There are other words that I had similar feelings about too. Some were negative like the one I described, and others were actually positive. I overcame most of them now as I got older, but then again a lot in my life has changed, and I have friends now who I can talk to about odd things like that and we can have interesting conversation about topics that we don't talk about every day. So that helps me just unload my odd thoughts. And the simple act of articulating these thoughts is all my brain needs to disconnect from these connotations of benign words.

I'll give another example of a funny word association but this time it's a positive one. When I was really little, I believed I could tell the difference between colors by texture. I was never able to experience color, but as a little kid I of course believed I could experience it. If I couldn't see it, I could feel it. So when people would pass me something and call it purple for example, I tried to catalog that texture as purple.

Well one time we were reviewing shapes in a class. The teacher passed me a smooth circle piece, and asked me what it was. I said circle, then asked what color it was. She told me yellow, and the circle felt so smooth and shiny and pleasant that the word yellow just seemed to be a perfect explanation. Yellow is smooth. Yellow is shiny and sparkly, it's glassy and light. It's round, clean, finished to perfection without a single impurity. It was something completely unreal for my 6-year-old mind. I even liked the word, it was sunny and bright. But I always had an odd word-to-texture association game in my head, especially when I was a kid. Everyone thought I liked yellow because of the double l, but a double l wasn't important to me, and in fact the mention of l ruined it because l just sounds rough and jagged to me. Anyway, everyone kept buying me yellow things and I very quickly learned that color and texture have about as much to do with each other as rocks and the letter z. In other words, there's no link at all.

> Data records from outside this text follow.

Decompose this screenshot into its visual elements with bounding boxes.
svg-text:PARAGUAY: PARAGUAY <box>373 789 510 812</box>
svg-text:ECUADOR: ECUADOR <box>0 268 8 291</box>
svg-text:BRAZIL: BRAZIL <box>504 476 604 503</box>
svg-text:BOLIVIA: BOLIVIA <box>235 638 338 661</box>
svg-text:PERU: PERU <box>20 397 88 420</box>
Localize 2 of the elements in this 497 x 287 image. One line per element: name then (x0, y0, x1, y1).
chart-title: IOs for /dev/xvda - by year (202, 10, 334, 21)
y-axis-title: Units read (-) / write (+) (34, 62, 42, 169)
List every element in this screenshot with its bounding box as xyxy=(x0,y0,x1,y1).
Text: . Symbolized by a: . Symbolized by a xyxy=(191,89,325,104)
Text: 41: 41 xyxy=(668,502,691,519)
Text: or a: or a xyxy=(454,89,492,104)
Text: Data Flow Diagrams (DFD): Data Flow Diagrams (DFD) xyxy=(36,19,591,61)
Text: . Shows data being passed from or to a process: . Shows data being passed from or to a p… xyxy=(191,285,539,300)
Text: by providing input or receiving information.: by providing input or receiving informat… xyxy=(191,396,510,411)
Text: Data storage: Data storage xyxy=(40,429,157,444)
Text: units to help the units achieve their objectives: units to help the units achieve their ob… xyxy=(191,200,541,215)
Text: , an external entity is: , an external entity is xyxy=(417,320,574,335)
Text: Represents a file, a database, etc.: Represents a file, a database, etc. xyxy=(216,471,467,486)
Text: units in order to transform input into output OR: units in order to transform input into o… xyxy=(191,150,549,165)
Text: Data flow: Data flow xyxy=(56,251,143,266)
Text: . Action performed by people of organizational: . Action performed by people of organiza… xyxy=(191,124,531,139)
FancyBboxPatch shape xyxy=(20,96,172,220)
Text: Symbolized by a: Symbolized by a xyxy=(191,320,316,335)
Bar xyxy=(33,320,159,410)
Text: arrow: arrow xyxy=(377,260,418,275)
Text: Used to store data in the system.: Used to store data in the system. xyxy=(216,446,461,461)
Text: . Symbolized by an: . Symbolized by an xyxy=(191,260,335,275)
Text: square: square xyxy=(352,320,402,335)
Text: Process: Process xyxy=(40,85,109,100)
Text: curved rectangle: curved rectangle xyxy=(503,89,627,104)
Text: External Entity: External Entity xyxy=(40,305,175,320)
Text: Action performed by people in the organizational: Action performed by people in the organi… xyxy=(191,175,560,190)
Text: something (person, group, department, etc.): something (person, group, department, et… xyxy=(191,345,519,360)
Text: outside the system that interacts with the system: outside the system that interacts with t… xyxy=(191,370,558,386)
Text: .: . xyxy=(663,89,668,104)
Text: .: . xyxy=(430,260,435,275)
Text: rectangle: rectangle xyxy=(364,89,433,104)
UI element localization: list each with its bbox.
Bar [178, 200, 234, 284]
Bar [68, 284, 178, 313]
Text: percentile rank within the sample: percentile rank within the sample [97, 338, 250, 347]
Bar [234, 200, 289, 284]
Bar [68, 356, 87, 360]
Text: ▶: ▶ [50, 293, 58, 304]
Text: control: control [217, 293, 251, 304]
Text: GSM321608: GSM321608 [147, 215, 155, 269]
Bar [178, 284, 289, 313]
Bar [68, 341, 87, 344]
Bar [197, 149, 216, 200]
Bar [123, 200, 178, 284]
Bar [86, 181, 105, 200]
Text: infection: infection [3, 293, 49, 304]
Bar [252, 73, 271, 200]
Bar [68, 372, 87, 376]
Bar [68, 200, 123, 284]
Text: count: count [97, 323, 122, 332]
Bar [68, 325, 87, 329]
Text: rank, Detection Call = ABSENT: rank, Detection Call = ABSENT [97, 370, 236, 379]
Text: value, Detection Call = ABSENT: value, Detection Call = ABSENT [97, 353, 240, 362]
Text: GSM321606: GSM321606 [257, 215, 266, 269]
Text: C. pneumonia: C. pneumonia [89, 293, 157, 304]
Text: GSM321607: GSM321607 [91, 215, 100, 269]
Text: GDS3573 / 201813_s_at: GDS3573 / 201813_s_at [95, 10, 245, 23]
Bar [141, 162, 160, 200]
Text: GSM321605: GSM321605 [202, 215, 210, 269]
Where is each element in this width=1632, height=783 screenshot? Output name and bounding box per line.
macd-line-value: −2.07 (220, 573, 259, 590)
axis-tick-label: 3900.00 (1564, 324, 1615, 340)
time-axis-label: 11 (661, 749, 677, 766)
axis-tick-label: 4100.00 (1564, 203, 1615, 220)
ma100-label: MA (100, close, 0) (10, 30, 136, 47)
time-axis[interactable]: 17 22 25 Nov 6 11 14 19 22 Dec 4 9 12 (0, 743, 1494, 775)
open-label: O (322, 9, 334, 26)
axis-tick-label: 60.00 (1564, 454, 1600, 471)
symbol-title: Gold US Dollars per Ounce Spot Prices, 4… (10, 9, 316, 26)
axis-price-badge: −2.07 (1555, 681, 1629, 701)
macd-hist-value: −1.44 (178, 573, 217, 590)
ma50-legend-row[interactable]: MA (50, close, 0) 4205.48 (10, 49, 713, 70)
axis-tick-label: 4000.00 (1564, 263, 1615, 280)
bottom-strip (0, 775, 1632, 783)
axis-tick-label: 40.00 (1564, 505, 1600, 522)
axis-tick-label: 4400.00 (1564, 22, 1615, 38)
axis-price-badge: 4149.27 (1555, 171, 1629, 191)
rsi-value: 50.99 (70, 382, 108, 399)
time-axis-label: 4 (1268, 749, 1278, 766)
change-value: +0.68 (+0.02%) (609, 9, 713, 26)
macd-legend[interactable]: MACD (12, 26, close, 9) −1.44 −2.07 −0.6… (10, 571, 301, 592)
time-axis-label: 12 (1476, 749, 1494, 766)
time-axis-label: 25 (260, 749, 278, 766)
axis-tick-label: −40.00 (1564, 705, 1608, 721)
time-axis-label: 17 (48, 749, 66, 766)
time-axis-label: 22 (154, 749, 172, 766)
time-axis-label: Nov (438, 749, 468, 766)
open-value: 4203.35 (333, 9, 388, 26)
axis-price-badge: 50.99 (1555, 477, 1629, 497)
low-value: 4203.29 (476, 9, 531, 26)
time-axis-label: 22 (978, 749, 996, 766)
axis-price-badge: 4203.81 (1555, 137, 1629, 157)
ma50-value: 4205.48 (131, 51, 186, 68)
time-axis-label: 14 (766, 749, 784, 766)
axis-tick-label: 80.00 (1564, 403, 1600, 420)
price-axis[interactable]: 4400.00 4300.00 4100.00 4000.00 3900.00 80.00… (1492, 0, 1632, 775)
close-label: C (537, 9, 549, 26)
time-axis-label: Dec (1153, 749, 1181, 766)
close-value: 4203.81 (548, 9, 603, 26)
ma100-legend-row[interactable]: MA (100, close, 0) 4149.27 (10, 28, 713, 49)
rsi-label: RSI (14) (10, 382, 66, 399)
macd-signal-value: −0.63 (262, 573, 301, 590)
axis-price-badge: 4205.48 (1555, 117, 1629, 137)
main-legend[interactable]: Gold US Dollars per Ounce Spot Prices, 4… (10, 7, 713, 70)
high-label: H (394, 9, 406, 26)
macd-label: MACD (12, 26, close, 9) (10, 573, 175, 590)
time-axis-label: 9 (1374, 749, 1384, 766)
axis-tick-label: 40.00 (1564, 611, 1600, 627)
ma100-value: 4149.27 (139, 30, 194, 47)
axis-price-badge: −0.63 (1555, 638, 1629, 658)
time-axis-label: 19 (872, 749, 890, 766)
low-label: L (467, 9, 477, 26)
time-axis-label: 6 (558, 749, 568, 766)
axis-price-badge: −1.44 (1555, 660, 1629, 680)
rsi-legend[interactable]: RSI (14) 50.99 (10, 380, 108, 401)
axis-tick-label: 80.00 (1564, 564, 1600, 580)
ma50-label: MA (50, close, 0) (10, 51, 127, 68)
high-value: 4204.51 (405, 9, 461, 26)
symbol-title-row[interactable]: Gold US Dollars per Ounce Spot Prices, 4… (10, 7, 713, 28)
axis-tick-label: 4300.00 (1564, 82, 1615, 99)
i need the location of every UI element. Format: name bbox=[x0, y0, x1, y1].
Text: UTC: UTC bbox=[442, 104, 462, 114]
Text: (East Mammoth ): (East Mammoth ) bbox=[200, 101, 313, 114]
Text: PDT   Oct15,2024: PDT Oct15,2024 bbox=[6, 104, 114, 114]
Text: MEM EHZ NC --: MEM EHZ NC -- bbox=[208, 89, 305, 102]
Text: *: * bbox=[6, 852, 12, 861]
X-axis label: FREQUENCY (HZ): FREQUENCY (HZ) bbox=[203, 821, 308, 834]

I guess in conclusion to all this, words and associations are very mysterious things that you probably aren't meant to understand fully, but knowing at least something about what sets them off gives you a lot of insight I think. There are even scientifically accepted reasons for certain associations (synaesthesia). But I don't think that's what I'm talking about, since a lot of my associations come from some sort of experience I've had.
Hope this was at least an interesting read, and that you come to understand your difficulties in mentioning certain words!